Emoticones: piedras en el camino de las relaciones

Soy analfabeta de los emoticones. Lo confieso. Tengo una aversión personal hacia esas figuritas, quizás divertidas, pero ciertamente reinas de las comunicaciones inútiles y facilistas, sí, vacías. Muchas de ellas son indescifrables y fuente inagotable de malentendidos. Como si ya no fuera bastante poco lo que nos logramos entender las personas, en medio del panorama distante de la conectividad.

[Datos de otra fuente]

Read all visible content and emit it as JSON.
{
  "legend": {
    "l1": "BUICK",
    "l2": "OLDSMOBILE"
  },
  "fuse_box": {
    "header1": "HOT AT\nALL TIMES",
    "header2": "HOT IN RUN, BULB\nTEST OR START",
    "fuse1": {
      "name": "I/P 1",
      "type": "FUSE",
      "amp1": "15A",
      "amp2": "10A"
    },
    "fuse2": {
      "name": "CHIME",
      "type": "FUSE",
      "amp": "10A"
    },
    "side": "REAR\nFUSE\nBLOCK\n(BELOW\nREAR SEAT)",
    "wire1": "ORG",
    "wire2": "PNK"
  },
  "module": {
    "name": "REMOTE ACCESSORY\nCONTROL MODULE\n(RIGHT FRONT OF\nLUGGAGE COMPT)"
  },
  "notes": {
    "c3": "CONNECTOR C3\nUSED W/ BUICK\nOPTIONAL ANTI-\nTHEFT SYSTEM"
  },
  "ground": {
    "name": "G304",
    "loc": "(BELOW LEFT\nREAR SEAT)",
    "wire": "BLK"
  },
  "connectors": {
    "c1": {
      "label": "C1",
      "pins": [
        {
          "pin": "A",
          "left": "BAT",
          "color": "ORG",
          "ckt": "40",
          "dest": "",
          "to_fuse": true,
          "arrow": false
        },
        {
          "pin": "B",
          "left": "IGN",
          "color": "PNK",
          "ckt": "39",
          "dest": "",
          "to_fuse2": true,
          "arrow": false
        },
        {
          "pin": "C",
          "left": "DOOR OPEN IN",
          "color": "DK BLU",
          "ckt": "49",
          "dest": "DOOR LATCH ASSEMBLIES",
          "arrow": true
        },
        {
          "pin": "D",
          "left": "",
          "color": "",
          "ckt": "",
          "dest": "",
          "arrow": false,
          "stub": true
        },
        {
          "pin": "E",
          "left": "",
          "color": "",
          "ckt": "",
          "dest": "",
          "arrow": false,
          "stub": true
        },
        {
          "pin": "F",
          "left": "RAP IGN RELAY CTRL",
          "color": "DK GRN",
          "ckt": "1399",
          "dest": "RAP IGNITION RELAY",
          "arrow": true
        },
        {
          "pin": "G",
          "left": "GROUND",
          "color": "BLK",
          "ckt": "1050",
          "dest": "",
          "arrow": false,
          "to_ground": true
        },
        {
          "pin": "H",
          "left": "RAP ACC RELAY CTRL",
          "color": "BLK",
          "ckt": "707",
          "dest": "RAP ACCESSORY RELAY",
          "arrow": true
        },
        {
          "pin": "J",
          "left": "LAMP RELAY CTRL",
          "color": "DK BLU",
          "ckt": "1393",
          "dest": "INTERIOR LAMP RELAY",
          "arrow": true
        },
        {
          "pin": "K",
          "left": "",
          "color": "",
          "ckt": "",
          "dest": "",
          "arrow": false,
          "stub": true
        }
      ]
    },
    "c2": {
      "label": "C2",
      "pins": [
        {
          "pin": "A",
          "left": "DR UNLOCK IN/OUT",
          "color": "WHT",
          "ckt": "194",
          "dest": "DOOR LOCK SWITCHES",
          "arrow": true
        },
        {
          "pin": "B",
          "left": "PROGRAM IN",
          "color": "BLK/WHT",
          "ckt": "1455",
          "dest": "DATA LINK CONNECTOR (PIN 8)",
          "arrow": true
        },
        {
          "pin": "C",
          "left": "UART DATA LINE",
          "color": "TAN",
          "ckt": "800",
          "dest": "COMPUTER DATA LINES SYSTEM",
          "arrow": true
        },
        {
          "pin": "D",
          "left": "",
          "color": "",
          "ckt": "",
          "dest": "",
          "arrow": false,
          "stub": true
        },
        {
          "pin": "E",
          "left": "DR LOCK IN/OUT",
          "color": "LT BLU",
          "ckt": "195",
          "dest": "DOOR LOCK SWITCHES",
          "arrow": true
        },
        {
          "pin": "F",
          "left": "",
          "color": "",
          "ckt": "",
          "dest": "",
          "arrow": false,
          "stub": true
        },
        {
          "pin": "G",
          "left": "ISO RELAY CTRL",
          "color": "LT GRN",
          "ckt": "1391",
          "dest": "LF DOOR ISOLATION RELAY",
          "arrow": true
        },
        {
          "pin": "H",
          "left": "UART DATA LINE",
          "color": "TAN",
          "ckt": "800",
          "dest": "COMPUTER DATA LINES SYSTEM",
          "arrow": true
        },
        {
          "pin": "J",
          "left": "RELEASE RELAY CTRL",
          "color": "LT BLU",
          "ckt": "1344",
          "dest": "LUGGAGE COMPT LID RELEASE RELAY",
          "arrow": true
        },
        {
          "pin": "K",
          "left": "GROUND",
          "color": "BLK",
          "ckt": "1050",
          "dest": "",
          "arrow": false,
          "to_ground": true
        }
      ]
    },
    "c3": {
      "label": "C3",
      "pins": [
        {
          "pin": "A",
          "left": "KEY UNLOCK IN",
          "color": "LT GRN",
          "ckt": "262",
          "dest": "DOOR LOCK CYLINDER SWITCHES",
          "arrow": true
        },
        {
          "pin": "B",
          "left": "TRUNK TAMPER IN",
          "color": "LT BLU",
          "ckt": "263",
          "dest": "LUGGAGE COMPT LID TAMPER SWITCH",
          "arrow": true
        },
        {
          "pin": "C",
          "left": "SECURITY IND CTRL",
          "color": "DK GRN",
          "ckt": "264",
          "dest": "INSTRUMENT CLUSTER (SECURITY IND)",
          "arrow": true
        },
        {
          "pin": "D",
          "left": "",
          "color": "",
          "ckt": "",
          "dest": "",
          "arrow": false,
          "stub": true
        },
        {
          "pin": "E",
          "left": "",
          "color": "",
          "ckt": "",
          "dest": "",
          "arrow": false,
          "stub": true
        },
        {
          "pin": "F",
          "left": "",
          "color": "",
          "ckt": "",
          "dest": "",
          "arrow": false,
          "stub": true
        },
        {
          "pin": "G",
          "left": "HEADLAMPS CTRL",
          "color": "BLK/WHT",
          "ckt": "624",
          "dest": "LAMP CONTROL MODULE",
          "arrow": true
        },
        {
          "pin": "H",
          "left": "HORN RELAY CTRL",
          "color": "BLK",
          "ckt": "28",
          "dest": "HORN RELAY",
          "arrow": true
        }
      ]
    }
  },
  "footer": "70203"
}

Para empezar, son maneras inmediatas de responder en un chat por meramente salir del paso. Es la forma perfecta de elementarizar nuestra forma de comunicarnos. Lo grave es que, confieso, yo no entiendo la gran mayoría de esos monitos. Me refiero a las caritas. No es que vea mal, pero me mandan una carita de esas y me quedo viéndola por minutos para descifrar si está molesta, sorprendida, agradecida, enferma, desconcertada, ilusionada, enamorada, frustrada… Sí, ya sé, es la diversificación de las clásicas caritas felices y tristes.

Los emoticones nos han dado la posibilidad de expresar que no solamente podemos estar tristes o felices, ahora se abren a muchas más emociones. Pero yo no puedo entender lo que alguien me dice con una carita que se toca la cara y está como enrojecida. Me cuesta, así es, me cuesta. Y creo que al final termino por interpretar mal el mensaje, cuando no pregunto: ¿qué significa ese monito?

Y la cosa empeora cuando la gente se hace la creativa y pone hileras de monitos, tipo jeriglífico: una carita, dos tazas, un perro, un carro, una chica bailando, dos niños tomados de la mano, un huevo estrellado y otra vez un perro. Parece una tontería, pero yo quedo loca. Son tan supuestamente obvias esas comunicaciones de un solo clic, al servicio de lo rápido y práctico, que pueden no decir absolutamente nada.

Y otra vez quedamos envueltos en los benditos clichés y no salimos de ahí porque simplemente es la manera como se hacen las cosas hoy. Como siempre, todos como burros al matadero. Y el cuento es que cada uno ya le da sus propios significados a cada uno de los muñequitos. A mi, por ejemplo, me ofende la manita que dice “todo bien” o “me alegra” o “algo así”. Para mi, quiere simplemente decir “me da igual”, “no tengo tiempo para escucharte”, “no me interesa, pero quiero parecer amable”, “me da igual”, etcétera. Esos significados personalizados empeoran y enredan aún más el panorama.

Y evoluciona esta moda, trivial. Por ejemplo, las nuevas computadoras de Apple van a traer una función especial en el teclado para insertarlas. Sus creadores que, según leí, van a agregar un aguacate, una ensalada y un personaje alzando los hombros, entre 72 nuevos emojis. ¿Nos abren el espectro para decir más cosas en este nuevo lenguaje de la vanidad y la ineptitud? Yo digo que este sistema digital más bien se burla de nosotros. Y busca que seamos cada vez más básicos, nos infantiliza.

Como si no estuviéramos ya lo suficientemente lejos de los demás, embobados con las pantallitas en la mano… Yo digo ¡no a esas caritas! Son planas, plásticas, no dejan ver las intencionalidades; están preestablecidas, que es justo lo que debemos romper de nuestras formas de comunicarnos.

Los monitos que tanto se usan en los chats y en las redes son tan obvios como estúpidos y peligrosos… Abogo por volver a las palabras. Al menos escritas aunque, ¿qué tal mejor a viva voz y en un café mirándonos a los ojos?